Schemas

List of common schemas.

Read first about schemas in the @workflowai.agent section.

Chatbot

A chatbot is represented by a back-and-forth conversation between a user and an assistant.

class ChatbotInput(BaseModel):
    user_message: str

class ChatbotOutput(BaseModel):
    assistant_message: str

Read more about chatbots in the @workflowai.agent reply method section.

PII Extraction

PII extraction is the process of identifying and extracting specific entities from a text.

class PIIType(str, Enum):
    """Categories of Personal Identifiable Information."""
    NAME = "NAME"  # Full names, first names, last names
    EMAIL = "EMAIL"  # Email addresses
    PHONE = "PHONE"  # Phone numbers, fax numbers
    ADDRESS = "ADDRESS"  # Physical addresses, postal codes
    SSN = "SSN"  # Social Security Numbers, National IDs
    DOB = "DOB"  # Date of birth, age
    FINANCIAL = "FINANCIAL"  # Credit card numbers, bank accounts
    LICENSE = "LICENSE"  # Driver's license, professional licenses
    URL = "URL"  # Personal URLs, social media profiles
    OTHER = "OTHER"  # Other types of PII not covered above


class PIIExtraction(BaseModel):
    """Represents an extracted piece of PII with its type."""
    text: str = Field(description="The extracted PII text")
    type: PIIType = Field(description="The category of PII")
    start_index: int = Field(description="Starting position in the original text")
    end_index: int = Field(description="Ending position in the original text")

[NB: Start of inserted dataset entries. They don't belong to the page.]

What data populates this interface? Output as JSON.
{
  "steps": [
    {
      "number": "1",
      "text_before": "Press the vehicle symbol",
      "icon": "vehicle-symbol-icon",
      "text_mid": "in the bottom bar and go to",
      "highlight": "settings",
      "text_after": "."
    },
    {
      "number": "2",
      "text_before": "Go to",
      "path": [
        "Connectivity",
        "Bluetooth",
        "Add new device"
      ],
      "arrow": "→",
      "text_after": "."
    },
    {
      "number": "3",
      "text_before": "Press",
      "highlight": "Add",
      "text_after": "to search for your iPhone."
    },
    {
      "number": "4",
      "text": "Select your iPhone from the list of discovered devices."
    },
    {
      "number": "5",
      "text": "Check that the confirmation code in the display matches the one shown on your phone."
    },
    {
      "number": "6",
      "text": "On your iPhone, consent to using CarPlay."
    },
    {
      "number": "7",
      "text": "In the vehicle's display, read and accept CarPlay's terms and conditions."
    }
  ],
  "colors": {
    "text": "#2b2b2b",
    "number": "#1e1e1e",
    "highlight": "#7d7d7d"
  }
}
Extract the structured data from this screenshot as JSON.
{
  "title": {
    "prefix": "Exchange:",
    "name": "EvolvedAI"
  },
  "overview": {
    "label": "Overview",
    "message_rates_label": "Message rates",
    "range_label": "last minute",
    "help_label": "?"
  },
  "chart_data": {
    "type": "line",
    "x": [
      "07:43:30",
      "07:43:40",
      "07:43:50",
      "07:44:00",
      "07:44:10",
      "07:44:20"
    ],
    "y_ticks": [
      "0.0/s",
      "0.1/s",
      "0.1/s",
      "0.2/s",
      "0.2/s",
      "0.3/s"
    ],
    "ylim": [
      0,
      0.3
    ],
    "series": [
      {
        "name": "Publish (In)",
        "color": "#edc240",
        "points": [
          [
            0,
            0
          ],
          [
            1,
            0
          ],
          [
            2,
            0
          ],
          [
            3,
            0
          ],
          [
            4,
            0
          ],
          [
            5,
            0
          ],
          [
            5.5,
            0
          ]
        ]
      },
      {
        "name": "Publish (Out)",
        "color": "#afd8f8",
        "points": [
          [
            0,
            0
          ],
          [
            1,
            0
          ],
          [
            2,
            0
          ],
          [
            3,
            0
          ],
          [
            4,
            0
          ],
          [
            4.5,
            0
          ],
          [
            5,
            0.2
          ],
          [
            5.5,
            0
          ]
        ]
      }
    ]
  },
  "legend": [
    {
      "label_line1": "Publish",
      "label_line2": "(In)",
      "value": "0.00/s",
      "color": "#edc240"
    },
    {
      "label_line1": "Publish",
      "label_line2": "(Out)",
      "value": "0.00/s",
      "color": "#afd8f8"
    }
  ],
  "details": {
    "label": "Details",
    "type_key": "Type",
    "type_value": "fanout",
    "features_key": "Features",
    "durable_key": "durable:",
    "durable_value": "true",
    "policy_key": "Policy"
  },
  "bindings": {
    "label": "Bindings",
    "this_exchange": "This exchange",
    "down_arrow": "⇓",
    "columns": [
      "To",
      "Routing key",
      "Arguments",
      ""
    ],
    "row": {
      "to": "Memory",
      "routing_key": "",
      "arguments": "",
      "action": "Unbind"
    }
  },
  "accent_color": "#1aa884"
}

class PIIInput(BaseModel):
    """Input model for PII extraction."""
    text: str = Field(description="The text to analyze for PII")


class PIIOutput(BaseModel):
    """Output model containing redacted text and extracted PII."""
    redacted_text: str = Field(
        description="The original text with all PII replaced by [REDACTED]",
        examples=[
            "Hi, I'm [REDACTED]. You can reach me at [REDACTED] or call [REDACTED]. "
            "My SSN is [REDACTED] and I live at [REDACTED].",
        ],
    )
    extracted_pii: list[PIIExtraction] = Field(
        description="List of extracted PII items with their types and positions",
        examples=[
            [
                {"text": "John Doe", "type": "NAME", "start_index": 8, "end_index": 16},
                {"text": "[email protected]", "type": "EMAIL", "start_index": 30, "end_index": 47},
                {"text": "555-0123", "type": "PHONE", "start_index": 57, "end_index": 65},
            ],
        ],
    )

Extract positive and negative points from transcript

class FeedbackInput(BaseModel):
    """Input for analyzing a customer feedback call."""
    transcript: str = Field(description="The full transcript of the customer feedback call.")
    call_date: date = Field(description="The date when the call took place.")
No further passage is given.